The Sad, True Story Of A Brave Mouse

by Jon Katz
The Sad, True Story Of A Heroic Mouse

 

I want to tell you the sad but true story of the bravest mouse I have ever known, a smart mouse who sacrificed himself for what may have been the biggest score of his life. We are reminded constantly of the real world of real animals.

I was in the kitchen making breakfast when I heard a clunking and rattling coming from the big room at the end of the house. Maria was upstairs and the dogs were outside and I just could not imagine what the noise would be. I came into the room and looked behind a big chair and there I saw this small mouse dragging a discarded large dog biscuit – it was covered with dust and grime –  into a very small hole in the wall. The hole was barely big enough for him, but not nearly big enough for this biscuit. He was trying hard to pull it in.

I wasn’t sure what to do. I almost pounded him with a walking stick, but couldn’t, mostly because he was so brave and determined.
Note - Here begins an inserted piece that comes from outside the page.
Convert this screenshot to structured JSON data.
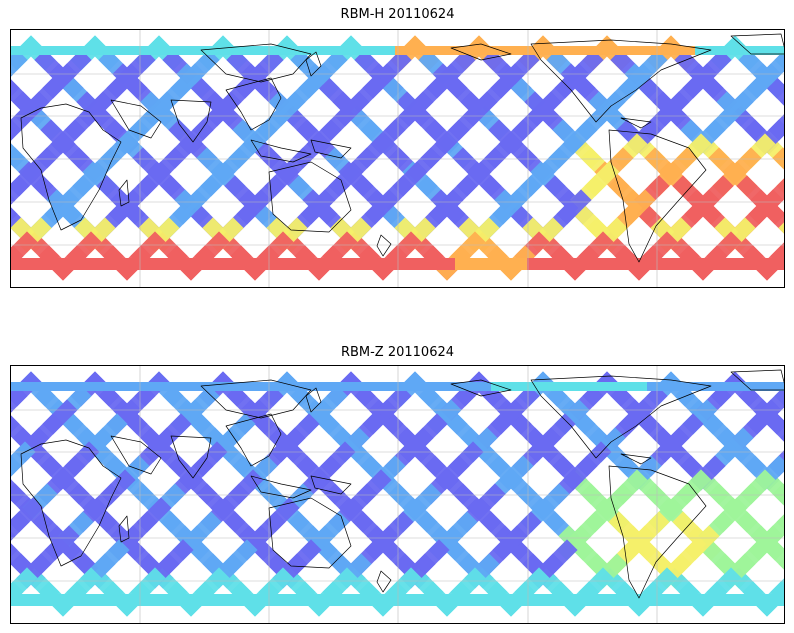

I couldn’t help thinking that this mouse had hit the jackpot, and was going for it.

I reached down and saw him hanging on to the biscuit for dear life, and trying to pull it into the hole. He could easily have vanished into it, but he wouldn’t go. Perhaps he didn’t see me reach down – he must have – but I was able to grab him by the tail, and to my surprise, he still wouldn’t let go of the biscuit. This mouse had to live, I thought. He deserves his biscuit. But not in the farmhouse. I picked him up with one hand, the biscuit with the other. I took both up in the tall grass and bush by the side of the house and dropped him there. He could make a nest out there and keep his hard-won treat. I’m sure he could find his way back into the farmhouse or one of the barns.  He was a brave and determined mouse.
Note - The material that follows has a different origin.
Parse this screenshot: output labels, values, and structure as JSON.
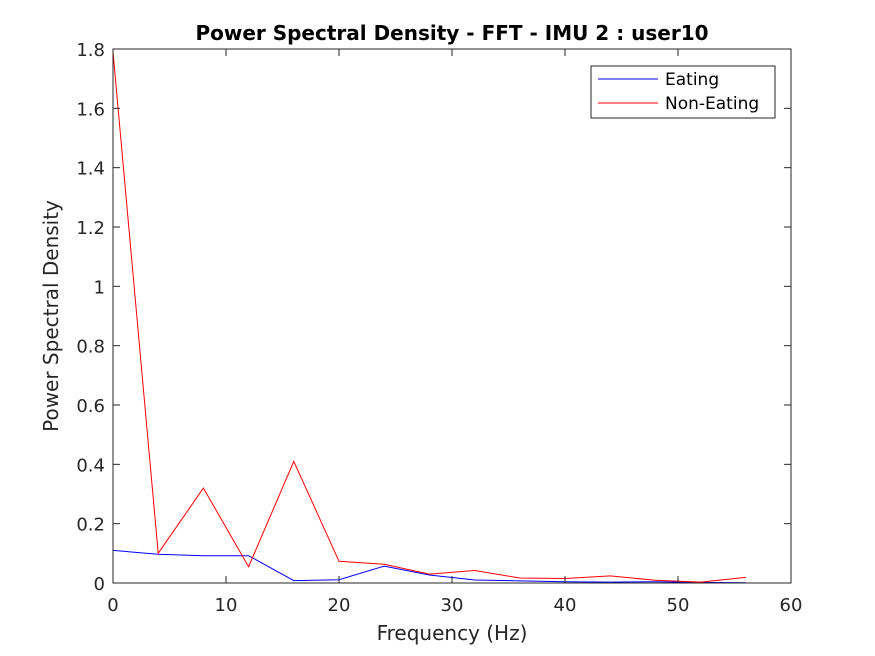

An hour later, I came outside and Lenore rushed to a spot right by the garden. She looked up at me, and sniffed. Whatever was there, Lenore wasn’t eating it, which drew my attention.  I came up and saw the mouse, dead right near his biscuit. Surely, he was trying to get back into the house.  On the top of the nearby stone wall, I saw Mother, sitting there, swishing her tail, watching us. I don’t mourn mice much, but I did feel bad about this one. I put  him on the biscuit, took a photo, said good bye and buried him up the hill a ways, deep enough to keep the cats off of him. I buried the biscuit with him, so he got to keep it after all. So there is that. That is the sad but true story of a brave and determined mouse. The bravest mouse I have known.